In fact, they noted that the school sought and obtained a letter from the current owner, 4-R Equipment, saying it would not sign off on a master planning application – a move they termed “disgraceful” for a public university.

OSU-Cascades Vice President Becky Johnson called the appeal disappointing, and a waste of taxpayer money.

“We know that we’re in this for the long haul, and we’ll see it through,” she told NewsChannel 21. “We think this is the best site, so we’re going to stick with it and play it out until we come to some conclusion.

The appellants also claim the hearings officer erred in finding the campus to be an allowed use in the CL (limited commercial) zoning district, and that the plans comply with standards for Century Drive access. They also target approval of the “parking management plan,” suggesting “the City Council did not intend a measure of flexibility designed to bring about absurd results.”

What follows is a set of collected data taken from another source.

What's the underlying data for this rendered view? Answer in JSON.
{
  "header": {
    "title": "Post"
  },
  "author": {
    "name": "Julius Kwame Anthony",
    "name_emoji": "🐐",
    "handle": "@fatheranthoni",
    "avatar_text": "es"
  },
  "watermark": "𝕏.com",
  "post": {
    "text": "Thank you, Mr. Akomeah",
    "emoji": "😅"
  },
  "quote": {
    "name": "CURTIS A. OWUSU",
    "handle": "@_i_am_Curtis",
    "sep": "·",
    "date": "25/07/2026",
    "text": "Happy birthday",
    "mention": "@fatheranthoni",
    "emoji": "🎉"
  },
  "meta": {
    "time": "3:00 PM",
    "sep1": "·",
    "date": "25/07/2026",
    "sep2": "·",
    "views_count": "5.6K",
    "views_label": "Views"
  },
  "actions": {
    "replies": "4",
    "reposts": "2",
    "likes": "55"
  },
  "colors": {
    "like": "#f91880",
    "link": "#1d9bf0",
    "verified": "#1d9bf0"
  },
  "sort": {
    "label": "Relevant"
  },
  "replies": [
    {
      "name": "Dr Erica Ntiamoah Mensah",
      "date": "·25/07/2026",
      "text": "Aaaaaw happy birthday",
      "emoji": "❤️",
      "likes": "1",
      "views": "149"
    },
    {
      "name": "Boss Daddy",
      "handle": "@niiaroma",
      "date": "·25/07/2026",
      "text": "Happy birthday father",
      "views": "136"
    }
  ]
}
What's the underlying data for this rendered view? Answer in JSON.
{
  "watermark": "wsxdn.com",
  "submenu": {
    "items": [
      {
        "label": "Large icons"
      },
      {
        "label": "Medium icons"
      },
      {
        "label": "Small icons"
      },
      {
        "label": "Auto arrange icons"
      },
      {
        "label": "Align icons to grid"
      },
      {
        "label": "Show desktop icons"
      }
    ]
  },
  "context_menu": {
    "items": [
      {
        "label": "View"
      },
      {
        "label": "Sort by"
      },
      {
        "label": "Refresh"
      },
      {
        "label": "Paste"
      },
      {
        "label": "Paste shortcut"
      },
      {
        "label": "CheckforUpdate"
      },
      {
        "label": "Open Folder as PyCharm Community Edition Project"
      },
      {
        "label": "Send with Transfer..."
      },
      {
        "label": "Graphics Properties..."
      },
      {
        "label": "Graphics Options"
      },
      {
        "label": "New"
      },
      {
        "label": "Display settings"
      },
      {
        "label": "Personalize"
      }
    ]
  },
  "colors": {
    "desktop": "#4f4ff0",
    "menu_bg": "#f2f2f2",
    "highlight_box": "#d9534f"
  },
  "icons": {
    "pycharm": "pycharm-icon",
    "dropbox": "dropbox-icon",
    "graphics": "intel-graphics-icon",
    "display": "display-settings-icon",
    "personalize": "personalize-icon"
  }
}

Among other issues they raise: “no feasible enforcement mechanism” to require that all faculty, staff and students register and market their vehicles with ID stickers, and “no certainty” on timing of a condition requiring the school to file an updated parking plan should area problems persist – or close-by areas to add parking.

The foes claim the site’s traffic impact analysis and parking master plan “rely on different assumptions, particularly with regard to pedestrian, bike and multi-modal travel,” and refers to the PMP as “unreasonably optimistic,” making the traffic analysis “flawed.” They also chastised the school for doing a one-day traffic analysis on Nov. 21, 2013, at the “nadir” of summer or winter tourism traffic through the area.

The appeal concludes by urging councilors to hear the matter, saying it has “significant public policy and community-wide implications for the city, such as the development code’s master planning requirements.

“The applicant has intentionally understated the scope of its project,” the foes claim. “It proposes to plunk a major state university on a two-lane local street, between busy existing roundabouts, and claims there will be no traffic impacts.”

“At the same time, locating this campus at Juniper Ridge (on Bend’s northeast side) would ostensibly have required between $30 million and $70 million in improvements to the transportation system,” the appeal states. “Something is wrong with this picture. Many things are wrong with it.”

“…(I)t is now up to the council to determine that master planning is not an empty phrase – that it means something in Bend,” the notice says. “If this project does not warrant it, no project ever will.”

If the council doesn’t hear the matter, an attorney for Truth in Site said his client likely will take the appeal to LUBA.

Johnson said although the appeal will mean delays in the development process, OSU-Cascades still plans on opening the new campus next fall.